The jury in Iberville Parish said Williams Companies Inc. and two plant officials were negligent and knew with substantial certainty that the deadly fire and resulting explosion would occur.
The parent company had argued its local branch, Williams Olefins, was the responsible party. An attorney for the four injured workers said it was an attempt to “shift blame onto their shell company.”
Jurors found Williams Companies 95% responsible, holding company Williams Olefins 3% responsible, and two supervisors each 1% responsible.
Pressure had built in a propane reboiler that ruptured, resulting in the massive explosion. Testimony showed employees had documented the hazard dozens of times since 2006. The plant manager testified the reboiler was “an accident waiting to happen.”
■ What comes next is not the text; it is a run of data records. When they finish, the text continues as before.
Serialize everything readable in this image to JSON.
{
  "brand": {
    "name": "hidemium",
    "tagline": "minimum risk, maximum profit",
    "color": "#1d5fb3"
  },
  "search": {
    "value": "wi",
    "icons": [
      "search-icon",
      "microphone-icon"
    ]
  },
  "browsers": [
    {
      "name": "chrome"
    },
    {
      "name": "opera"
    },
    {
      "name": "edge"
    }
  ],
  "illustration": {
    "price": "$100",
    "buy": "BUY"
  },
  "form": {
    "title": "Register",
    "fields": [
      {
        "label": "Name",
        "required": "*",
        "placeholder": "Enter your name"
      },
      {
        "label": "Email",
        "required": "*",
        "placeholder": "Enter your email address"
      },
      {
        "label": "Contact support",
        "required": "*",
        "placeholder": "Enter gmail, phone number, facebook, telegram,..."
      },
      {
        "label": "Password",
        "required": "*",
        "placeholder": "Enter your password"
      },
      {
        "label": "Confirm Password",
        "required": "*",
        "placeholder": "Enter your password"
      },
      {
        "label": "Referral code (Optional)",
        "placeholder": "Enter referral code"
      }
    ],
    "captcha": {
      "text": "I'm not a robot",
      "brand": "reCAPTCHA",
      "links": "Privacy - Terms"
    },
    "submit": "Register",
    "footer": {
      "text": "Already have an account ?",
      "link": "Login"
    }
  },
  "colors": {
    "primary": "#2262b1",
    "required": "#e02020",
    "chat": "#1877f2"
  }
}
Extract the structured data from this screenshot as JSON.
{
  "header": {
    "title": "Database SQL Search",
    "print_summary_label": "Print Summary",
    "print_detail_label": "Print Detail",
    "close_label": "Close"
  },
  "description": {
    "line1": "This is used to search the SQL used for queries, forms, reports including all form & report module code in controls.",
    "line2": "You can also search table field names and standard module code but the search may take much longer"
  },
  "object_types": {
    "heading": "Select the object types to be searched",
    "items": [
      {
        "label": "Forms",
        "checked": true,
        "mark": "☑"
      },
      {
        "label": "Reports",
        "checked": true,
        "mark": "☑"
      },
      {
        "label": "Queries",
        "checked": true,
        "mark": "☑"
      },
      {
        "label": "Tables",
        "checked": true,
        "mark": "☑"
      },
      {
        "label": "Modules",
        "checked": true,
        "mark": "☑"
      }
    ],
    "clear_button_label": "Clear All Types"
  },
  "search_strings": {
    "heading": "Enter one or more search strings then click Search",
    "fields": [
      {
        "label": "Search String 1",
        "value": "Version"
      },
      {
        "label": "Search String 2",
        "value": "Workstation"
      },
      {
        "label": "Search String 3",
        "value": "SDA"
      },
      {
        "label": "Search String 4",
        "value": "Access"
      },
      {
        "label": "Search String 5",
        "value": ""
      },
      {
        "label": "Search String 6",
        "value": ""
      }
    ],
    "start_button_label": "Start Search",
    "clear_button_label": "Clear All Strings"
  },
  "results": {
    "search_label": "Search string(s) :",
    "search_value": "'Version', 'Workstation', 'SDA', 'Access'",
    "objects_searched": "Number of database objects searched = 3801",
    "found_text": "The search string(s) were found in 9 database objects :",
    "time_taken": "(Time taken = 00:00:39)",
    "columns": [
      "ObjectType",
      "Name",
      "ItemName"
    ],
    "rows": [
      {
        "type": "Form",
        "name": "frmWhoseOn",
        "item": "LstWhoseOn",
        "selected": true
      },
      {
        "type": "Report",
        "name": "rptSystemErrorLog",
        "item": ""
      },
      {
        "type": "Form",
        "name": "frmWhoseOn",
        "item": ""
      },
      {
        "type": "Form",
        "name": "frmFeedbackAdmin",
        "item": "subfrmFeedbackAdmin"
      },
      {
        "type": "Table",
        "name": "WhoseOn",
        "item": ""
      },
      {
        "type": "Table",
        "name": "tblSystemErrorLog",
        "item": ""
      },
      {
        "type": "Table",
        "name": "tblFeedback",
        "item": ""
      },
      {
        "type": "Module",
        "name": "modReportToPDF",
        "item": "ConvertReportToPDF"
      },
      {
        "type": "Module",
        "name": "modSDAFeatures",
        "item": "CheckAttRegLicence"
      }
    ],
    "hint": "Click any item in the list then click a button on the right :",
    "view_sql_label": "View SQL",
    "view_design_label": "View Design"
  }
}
One injured worker will receive $9.4 million, another was awarded $3.6 million and the remaining two were awarded $360,000 and $205,000.
This trial is just the first in connection with the 2013 explosion. More than 100 other plaintiffs have filed similar lawsuits.
Williams operates thousands of miles of natural gas pipeline and multiple facilities in several states. Some of its other facilities have also experienced explosions, including one in 2015 in Gibson, LA, that killed three people.
The company says it plans to appeal this verdict. A statement Williams issued says, “Nothing about the tragic accident at the Williams Olefins facility in Geismar on June 13, 2013, was intentional.”
Kurt Arnold, attorney for the four workers, said, “This accident doesn’t happen if the board of directors and CEOs heeded the warnings they were told.”